Private home sales predicted to slip to 15,000-18,000 units
Should developers start to worry?
According to DTZ Research, it expects developer sales of private homes to moderate from 2012’s record high of 22,197 units to range between 15,000 and 18,000 units this year. The total developer sales this year however could still be higher than the 15,000-16,000 units sold in 2010 and 2011, as developers may attempt to launch more projects to avoid the increased competition from the substantial completions this year.
Here's more:
According to URA’s estimates as at end Q1, around 14,000 units will be completed in the next three quarters of the year. In addition, there are around 35,000 units which can be launched and sold, of which around 10,000 units have received pre-requisites for sale but not been launched yet.
On the other hand, the cap of dwelling units in residential developments by the government could also lead to a decline in sales of shoebox units, defined as units smaller than 500 sq ft, which reached a record high in 2012.
Secondary sales are expected to continue to underperform relative to primary sales as individual sellers in the secondary market are unable to entice buyers with discounts and incentives like developers in the primary market. Some sellers also require a higher selling price due to their increased replacement cost with the ABSD.
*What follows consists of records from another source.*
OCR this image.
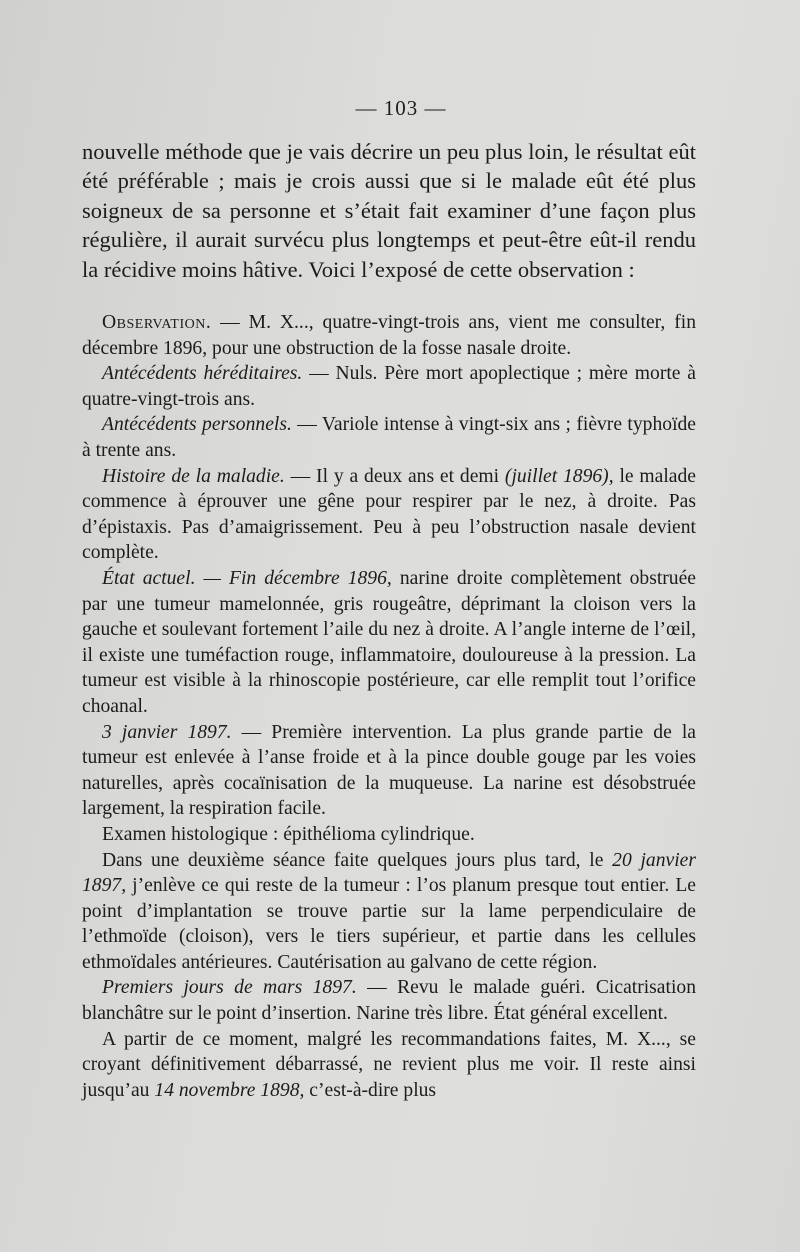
— 103 —

nouvelle méthode que je vais décrire un peu plus loin, le résultat eût été préférable ; mais je crois aussi que si le malade eût été plus soigneux de sa personne et s’était fait examiner d’une façon plus régulière, il aurait survécu plus longtemps et peut-être eût-il rendu la récidive moins hâtive. Voici l’exposé de cette observation :

Observation. — M. X..., quatre-vingt-trois ans, vient me consulter, fin décembre 1896, pour une obstruction de la fosse nasale droite.

Antécédents héréditaires. — Nuls. Père mort apoplectique ; mère morte à quatre-vingt-trois ans.

Antécédents personnels. — Variole intense à vingt-six ans ; fièvre typhoïde à trente ans.

Histoire de la maladie. — Il y a deux ans et demi (juillet 1896), le malade commence à éprouver une gêne pour respirer par le nez, à droite. Pas d’épistaxis. Pas d’amaigrissement. Peu à peu l’obstruction nasale devient complète.

État actuel. — Fin décembre 1896, narine droite complètement obstruée par une tumeur mamelonnée, gris rougeâtre, déprimant la cloison vers la gauche et soulevant fortement l’aile du nez à droite. A l’angle interne de l’œil, il existe une tuméfaction rouge, inflammatoire, douloureuse à la pression. La tumeur est visible à la rhinoscopie postérieure, car elle remplit tout l’orifice choanal.

3 janvier 1897. — Première intervention. La plus grande partie de la tumeur est enlevée à l’anse froide et à la pince double gouge par les voies naturelles, après cocaïnisation de la muqueuse. La narine est désobstruée largement, la respiration facile.

Examen histologique : épithélioma cylindrique.

Dans une deuxième séance faite quelques jours plus tard, le 20 janvier 1897, j’enlève ce qui reste de la tumeur : l’os planum presque tout entier. Le point d’implantation se trouve partie sur la lame perpendiculaire de l’ethmoïde (cloison), vers le tiers supérieur, et partie dans les cellules ethmoïdales antérieures. Cautérisation au galvano de cette région.

Premiers jours de mars 1897. — Revu le malade guéri. Cicatrisation blanchâtre sur le point d’insertion. Narine très libre. État général excellent.

A partir de ce moment, malgré les recommandations faites, M. X..., se croyant définitivement débarrassé, ne revient plus me voir. Il reste ainsi jusqu’au 14 novembre 1898, c’est-à-dire plus
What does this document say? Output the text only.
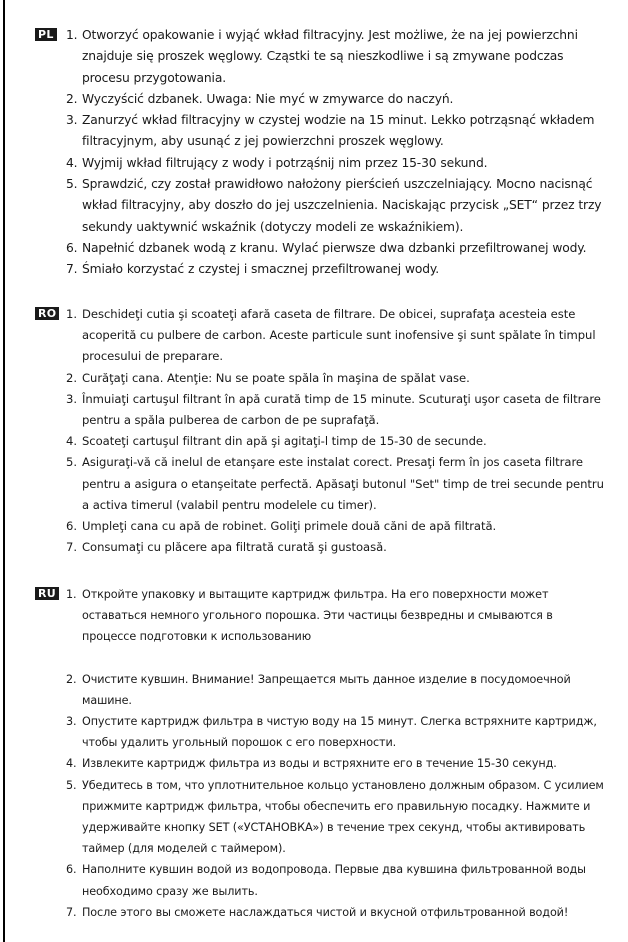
PL 1. Otworzyć opakowanie i wyjąć wkład filtracyjny. Jest możliwe, że na jej powierzchni znajduje się proszek węglowy. Cząstki te są nieszkodliwe i są zmywane podczas procesu przygotowania.
2. Wyczyścić dzbanek. Uwaga: Nie myć w zmywarce do naczyń.
3. Zanurzyć wkład filtracyjny w czystej wodzie na 15 minut. Lekko potrząsnąć wkładem filtracyjnym, aby usunąć z jej powierzchni proszek węglowy.
4. Wyjmij wkład filtrujący z wody i potrząśnij nim przez 15-30 sekund.
5. Sprawdzić, czy został prawidłowo nałożony pierścień uszczelniający. Mocno nacisnąć wkład filtracyjny, aby doszło do jej uszczelnienia. Naciskając przycisk „SET“ przez trzy sekundy uaktywnić wskaźnik (dotyczy modeli ze wskaźnikiem).
6. Napełnić dzbanek wodą z kranu. Wylać pierwsze dwa dzbanki przefiltrowanej wody.
7. Śmiało korzystać z czystej i smacznej przefiltrowanej wody.
RO 1. Deschideţi cutia şi scoateţi afară caseta de filtrare. De obicei, suprafaţa acesteia este acoperită cu pulbere de carbon. Aceste particule sunt inofensive şi sunt spălate în timpul procesului de preparare.
2. Curăţaţi cana. Atenţie: Nu se poate spăla în maşina de spălat vase.
3. Înmuiaţi cartuşul filtrant în apă curată timp de 15 minute. Scuturaţi uşor caseta de filtrare pentru a spăla pulberea de carbon de pe suprafaţă.
4. Scoateţi cartuşul filtrant din apă şi agitaţi-l timp de 15-30 de secunde.
5. Asiguraţi-vă că inelul de etanşare este instalat corect. Presaţi ferm în jos caseta filtrare pentru a asigura o etanşeitate perfectă. Apăsaţi butonul "Set" timp de trei secunde pentru a activa timerul (valabil pentru modelele cu timer).
6. Umpleţi cana cu apă de robinet. Goliţi primele două căni de apă filtrată.
7. Consumaţi cu plăcere apa filtrată curată şi gustoasă.
RU 1. Откройте упаковку и вытащите картридж фильтра. На его поверхности может оставаться немного угольного порошка. Эти частицы безвредны и смываются в процессе подготовки к использованию
2. Очистите кувшин. Внимание! Запрещается мыть данное изделие в посудомоечной машине.
3. Опустите картридж фильтра в чистую воду на 15 минут. Слегка встряхните картридж, чтобы удалить угольный порошок с его поверхности.
4. Извлеките картридж фильтра из воды и встряхните его в течение 15-30 секунд.
5. Убедитесь в том, что уплотнительное кольцо установлено должным образом. С усилием прижмите картридж фильтра, чтобы обеспечить его правильную посадку. Нажмите и удерживайте кнопку SET («УСТАНОВКА») в течение трех секунд, чтобы активировать таймер (для моделей с таймером).
6. Наполните кувшин водой из водопровода. Первые два кувшина фильтрованной воды необходимо сразу же вылить.
7. После этого вы сможете наслаждаться чистой и вкусной отфильтрованной водой!
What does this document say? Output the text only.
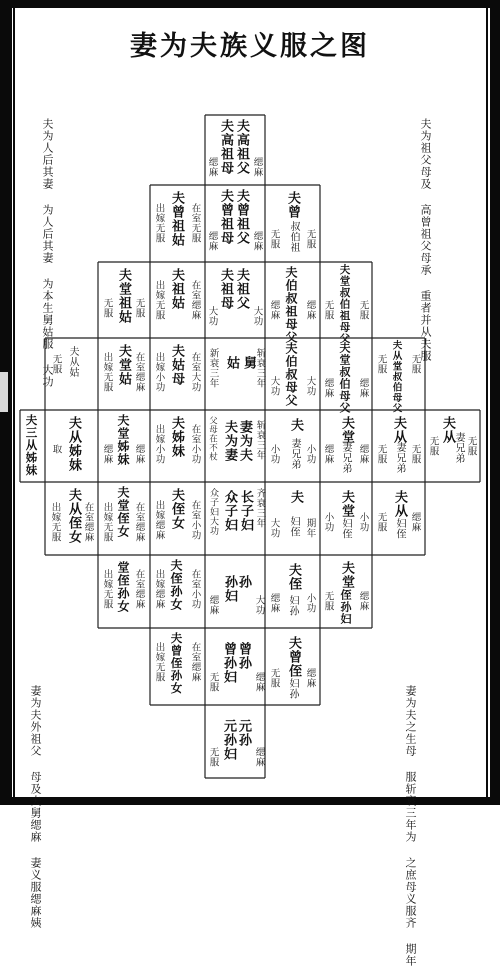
妻为夫族义服之图
夫为人后其妻 为人后其妻 为本生舅姑服 大功
夫为祖父母及 高曾祖父母承 重者并从夫服
妻为夫外祖父 母及夫舅缌麻 妻义服缌麻姨
妻为夫之生母 服斩衰三年为 之庶母义服齐 期年
夫高祖父
夫高祖母
缌麻	缌麻
夫曾祖姑
出嫁无服	在室无服	夫曾祖父
夫曾祖母
缌麻	缌麻
夫曾
叔伯祖
无服	无服
夫堂祖姑
无服 无服 夫祖姑
出嫁无服	在室缌麻	夫祖父
夫祖母
大功	大功 夫伯叔祖母父
缌麻	缌麻 夫堂叔伯祖母父
无服	无服
夫从姑
无服	夫堂姑
出嫁无服 在室缌麻 夫姑母
出嫁小功	在室大功	舅
姑
新衰三年	斩衰三年 夫伯叔母父
大功	大功 夫堂叔伯母父
缌麻	缌麻 夫从堂叔伯母父
无服 无服
夫三从姊妹 夫从姊妹
取	夫堂姊妹
缌麻 缌麻 夫姊妹
出嫁小功	在室小功	妻为夫
夫为妻
父母在不杖	斩衰三年 夫
妻兄弟
小功	小功
夫堂
妻兄弟
缌麻	缌麻
夫从
妻兄弟
无服 无服
夫从
妻兄弟
无服	无服
夫从侄女
出嫁无服 在室缌麻 夫堂侄女
出嫁无服 在室缌麻 夫侄女
出嫁缌麻	在室小功	长子妇
众子妇
众子妇大功	齐衰三年 夫
妇侄
大功	期年
夫堂
妇侄
小功	小功
夫从
妇侄
无服 缌麻
堂侄孙女
出嫁无服 在室缌麻 夫侄孙女
出嫁缌麻	在室小功	孙
孙妇
缌麻	大功
夫侄
妇孙
缌麻	小功
夫堂
侄孙妇
无服	缌麻
夫曾侄孙女
出嫁无服	在室缌麻	曾孙
曾孙妇
无服	缌麻
夫曾侄
妇孙
无服	缌麻
元孙
元孙妇
无服	缌麻
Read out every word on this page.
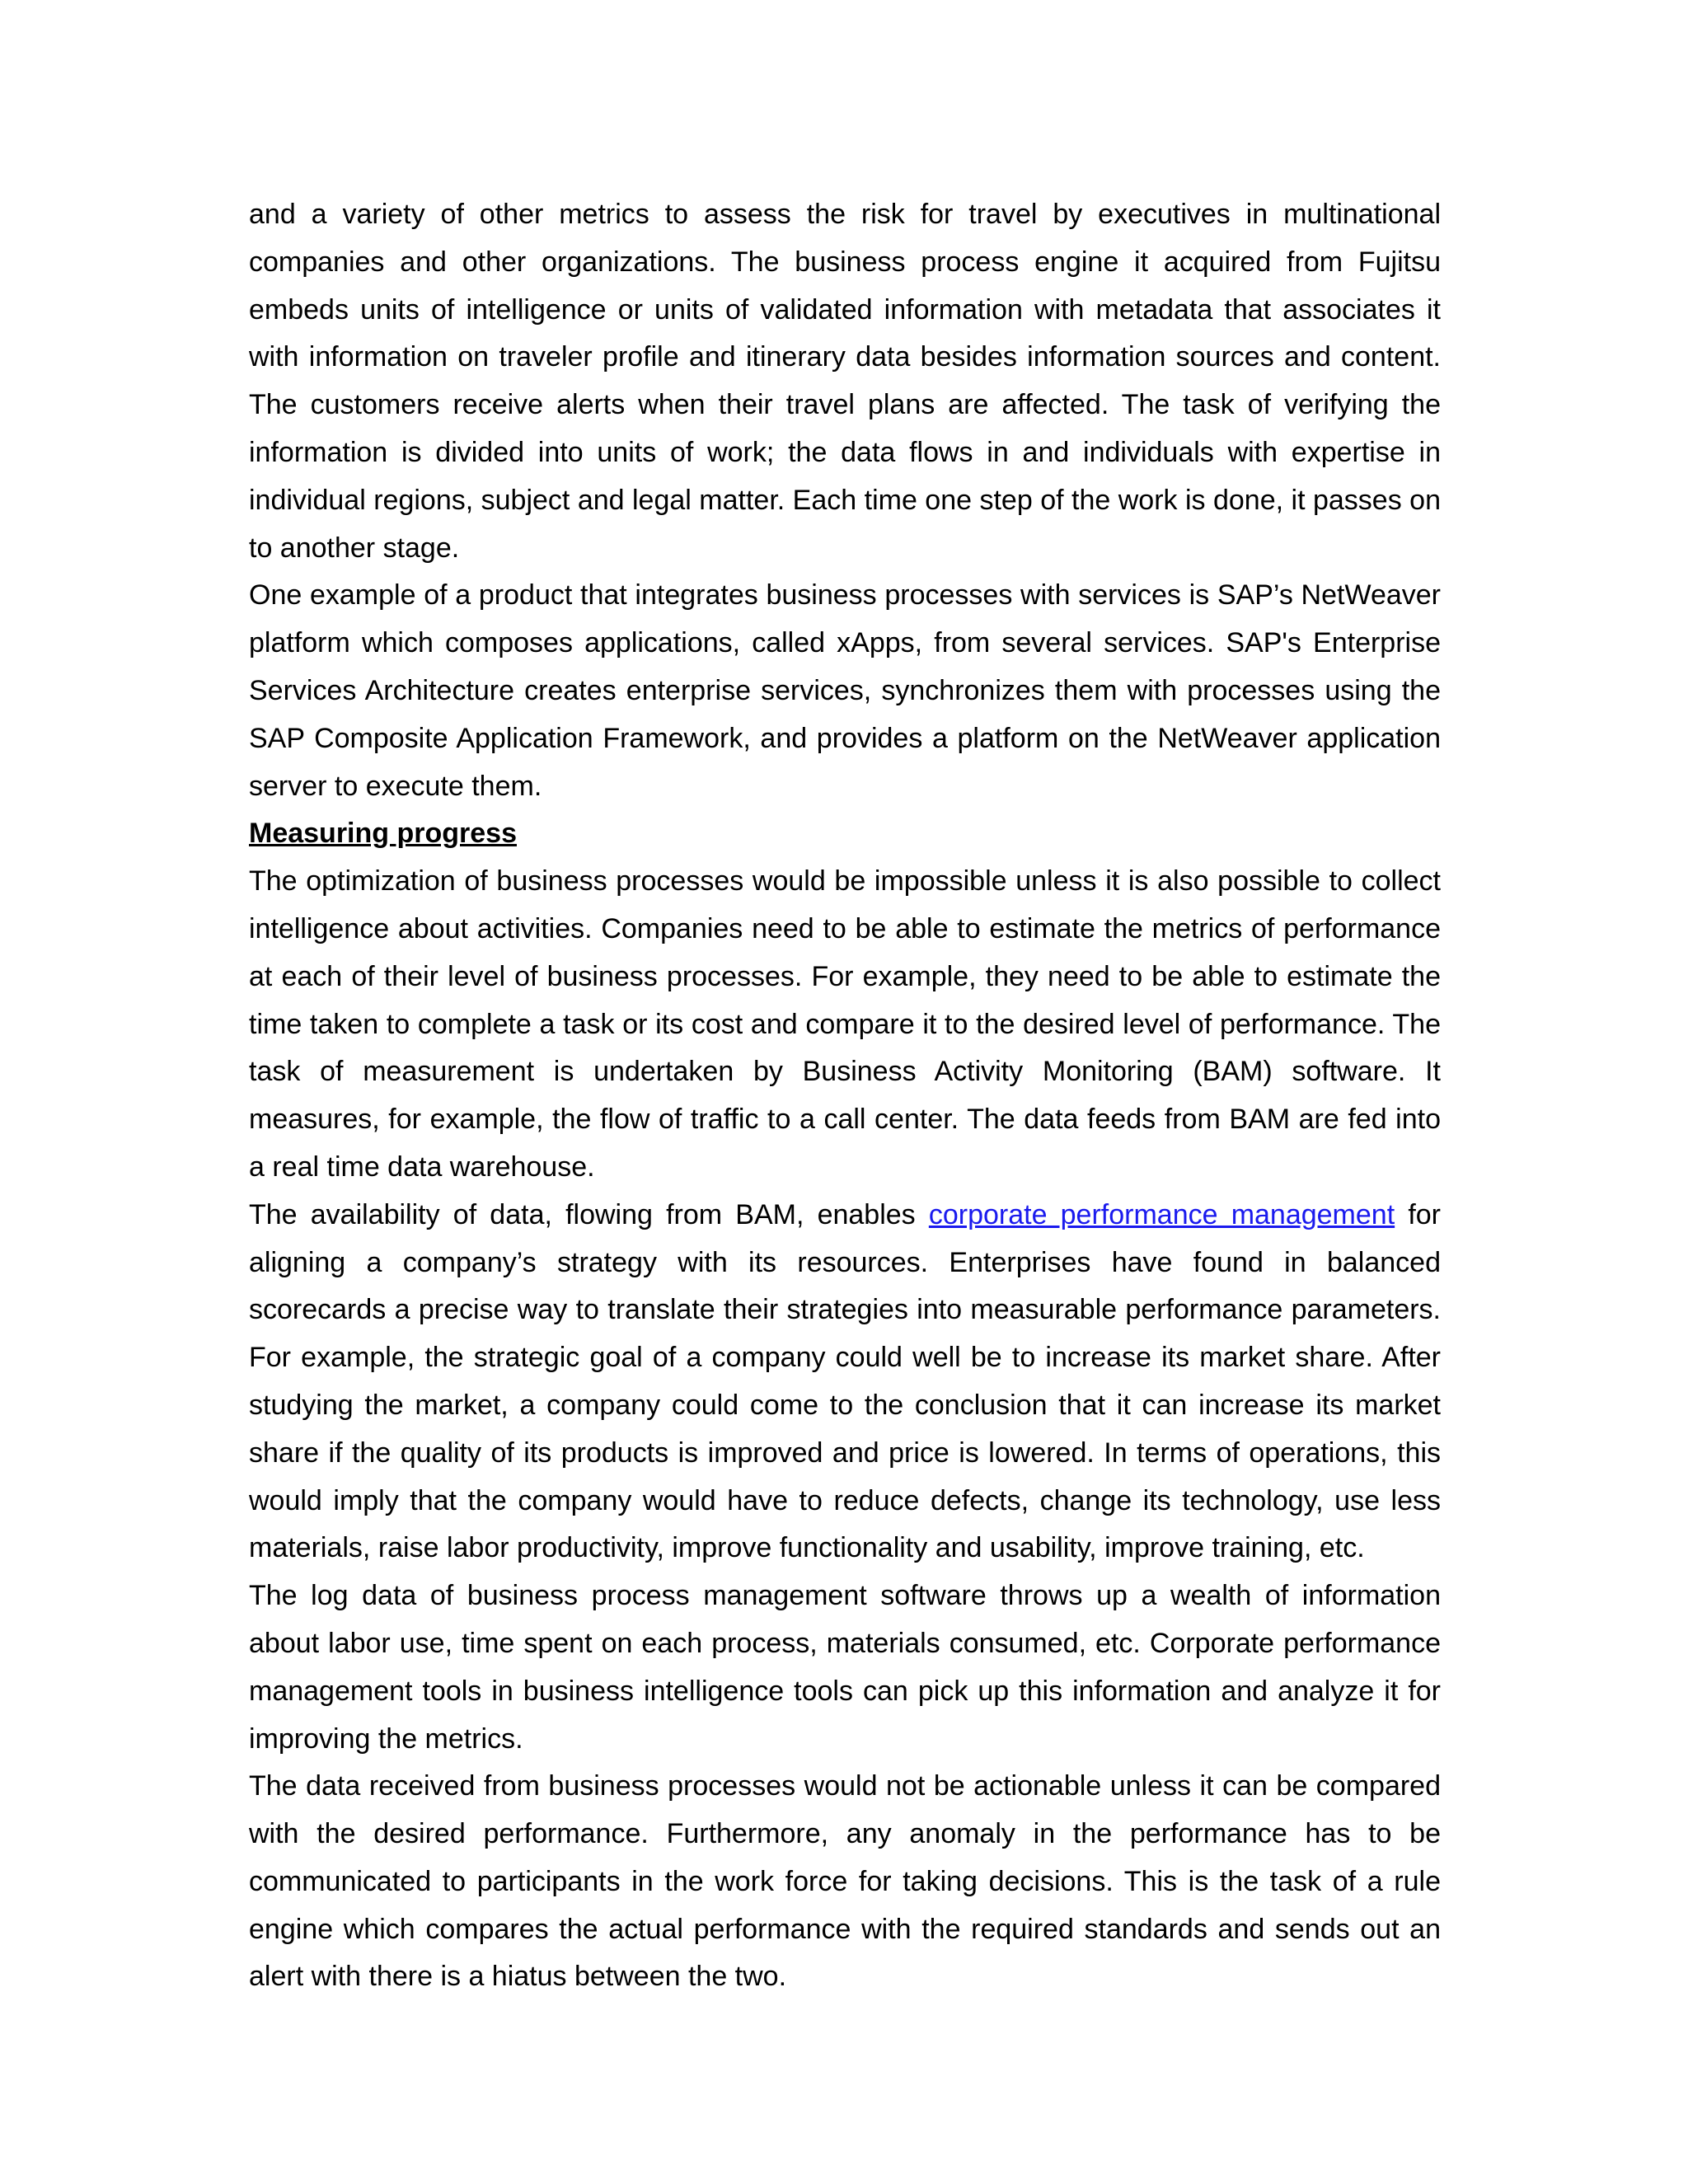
and a variety of other metrics to assess the risk for travel by executives in multinational companies and other organizations. The business process engine it acquired from Fujitsu embeds units of intelligence or units of validated information with metadata that associates it with information on traveler profile and itinerary data besides information sources and content. The customers receive alerts when their travel plans are affected. The task of verifying the information is divided into units of work; the data flows in and individuals with expertise in individual regions, subject and legal matter. Each time one step of the work is done, it passes on to another stage.

One example of a product that integrates business processes with services is SAP’s NetWeaver platform which composes applications, called xApps, from several services. SAP's Enterprise Services Architecture creates enterprise services, synchronizes them with processes using the SAP Composite Application Framework, and provides a platform on the NetWeaver application server to execute them.

Measuring progress

The optimization of business processes would be impossible unless it is also possible to collect intelligence about activities. Companies need to be able to estimate the metrics of performance at each of their level of business processes. For example, they need to be able to estimate the time taken to complete a task or its cost and compare it to the desired level of performance. The task of measurement is undertaken by Business Activity Monitoring (BAM) software. It measures, for example, the flow of traffic to a call center. The data feeds from BAM are fed into a real time data warehouse.

The availability of data, flowing from BAM, enables corporate performance management for aligning a company’s strategy with its resources. Enterprises have found in balanced scorecards a precise way to translate their strategies into measurable performance parameters. For example, the strategic goal of a company could well be to increase its market share. After studying the market, a company could come to the conclusion that it can increase its market share if the quality of its products is improved and price is lowered. In terms of operations, this would imply that the company would have to reduce defects, change its technology, use less materials, raise labor productivity, improve functionality and usability, improve training, etc.

The log data of business process management software throws up a wealth of information about labor use, time spent on each process, materials consumed, etc. Corporate performance management tools in business intelligence tools can pick up this information and analyze it for improving the metrics.

The data received from business processes would not be actionable unless it can be compared with the desired performance. Furthermore, any anomaly in the performance has to be communicated to participants in the work force for taking decisions. This is the task of a rule engine which compares the actual performance with the required standards and sends out an alert with there is a hiatus between the two.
Going forward, investment demand from individuals is anticipated to fall due to the higher stamp duties and stricter financing restrictions from the latest round of cooling measures in January.
In addition, we expect rental growth to continue to slow down due to the substantial number of completions this year and lower rental demand as a result of the government’s restrictions on foreign labour inflow.
The resultant slower rental growth could therefore reduce the attractiveness of residential properties to investors.